Stacey Graves, who most recently served as acting deputy director of the Kansas City Police Department, has been sworn in as the department's next police chief. She was unanimously chosen by the Board of Police Commissioners for the top position during a closed door meeting Thursday.
Graves has served with the department for more than 25 years and will be the city's first female police chief to serve in a non-interim capacity.
However, the hiring process used by the Board of Police Commissioners was highly criticized due to a lack of transparency and input from the public — only one public meeting was held with the three finalists before the board made their decision. And the city has not hired an outside candidate for police chief in almost five decades.
Mayor Quinton Lucas told KCUR's Up To Date that he was opposed to closed-door meetings used in the hiring process. But he said Graves was the best choice of the candidates, and believes she can hit the ground running to address the city’s violent crime problem.

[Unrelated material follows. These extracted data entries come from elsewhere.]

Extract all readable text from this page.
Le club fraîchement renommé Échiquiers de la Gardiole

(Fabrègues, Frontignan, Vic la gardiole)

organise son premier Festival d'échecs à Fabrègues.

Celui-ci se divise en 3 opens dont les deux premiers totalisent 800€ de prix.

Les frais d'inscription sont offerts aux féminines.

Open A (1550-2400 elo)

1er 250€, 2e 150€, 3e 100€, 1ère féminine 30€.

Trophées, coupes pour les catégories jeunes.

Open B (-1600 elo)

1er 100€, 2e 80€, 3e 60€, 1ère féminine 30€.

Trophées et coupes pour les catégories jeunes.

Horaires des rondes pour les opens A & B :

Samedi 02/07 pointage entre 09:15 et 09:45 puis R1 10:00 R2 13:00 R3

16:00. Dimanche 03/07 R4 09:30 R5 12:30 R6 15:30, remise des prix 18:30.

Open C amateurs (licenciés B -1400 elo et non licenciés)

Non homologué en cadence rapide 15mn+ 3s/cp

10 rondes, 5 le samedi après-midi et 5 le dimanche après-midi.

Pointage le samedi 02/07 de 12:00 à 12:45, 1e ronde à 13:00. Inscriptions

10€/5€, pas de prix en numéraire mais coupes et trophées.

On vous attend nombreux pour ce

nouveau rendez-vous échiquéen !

“We all were interested in at least new ideas, new voices, it was our view ultimately that Stacey Graves, although an internal candidate, did present a lot of those change ideas that could help Kansas City long term," Lucas said.
Ryan Sorrell, founder of the Kansas City Defender, said that the hiring of Graves is an "indictment" of the department.
“That means that she’s been there in positions of authority for the former regimes and did nothing to speak out against the blatant and pernicious racism, the violent misogyny, the coverups," Sorrell said.